Undetectable Measurable Residual Disease is Associated with Improved Outcomes in AML Irrespective of Treatment Intensity.

Acute myeloid leukemia (AML) can be treated with either high or low-intensity regimens. Highly sensitive assays for measurable residual disease (MRD) now allow for a more precise assessment of response quality. We hypothesized that treatment intensity may not be a key predictor of outcomes assuming an optimal response to therapy is achieved. We performed a single-center retrospective study including 635 patients with newly diagnosed AML responding to either intensive cytarabine/anthracycline-based chemotherapy (IA, n=385) or low-intensity venetoclax-based regimens (LOW + VEN, n=250) and who had adequate flow cytometry-based MRD testing performed at the time of best response. The median overall survival (OS) was 50.2, 18.2, 13.6, and 8.1 months for the IA MRD(-), LOW + VEN MRD(-), IA MRD(+), and LOW + VEN MRD(+) cohorts, respectively. The 2-year cumulative incidence of relapse (CIR) was 41.1%, 33.5%, 64.2%, and 59.9% for the IA MRD(-), LOW + VEN MRD(-), IA MRD(+), and LOW + VEN MRD(+) cohorts, respectively.
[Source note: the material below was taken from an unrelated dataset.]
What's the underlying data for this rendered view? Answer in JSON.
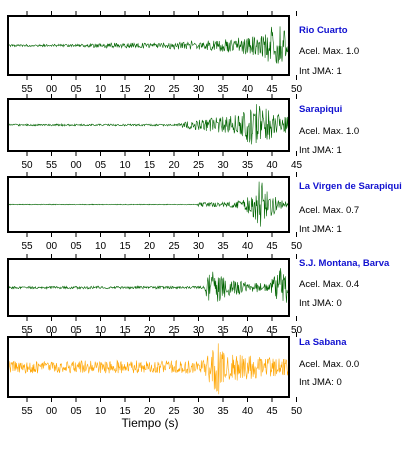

The CIR was similar between patients within MRD categories irrespective of the treatment regimen received. The IA cohort was enriched for younger patients and more favorable AML cytogenetic/molecular categories. By multivariate analysis (MVA), age, best response (CR/CRi/MLFS), MRD status, and ELN 2017 risk remained significantly associated with OS, whereas best response, MRD status, and ELN 2017 risk were significantly associated with CIR. Treatment intensity was not significantly associated with either OS or CIR. Achievement of MRD-negative complete remission should be the key objective of AML therapy in both high- and low-intensity treatment regimens.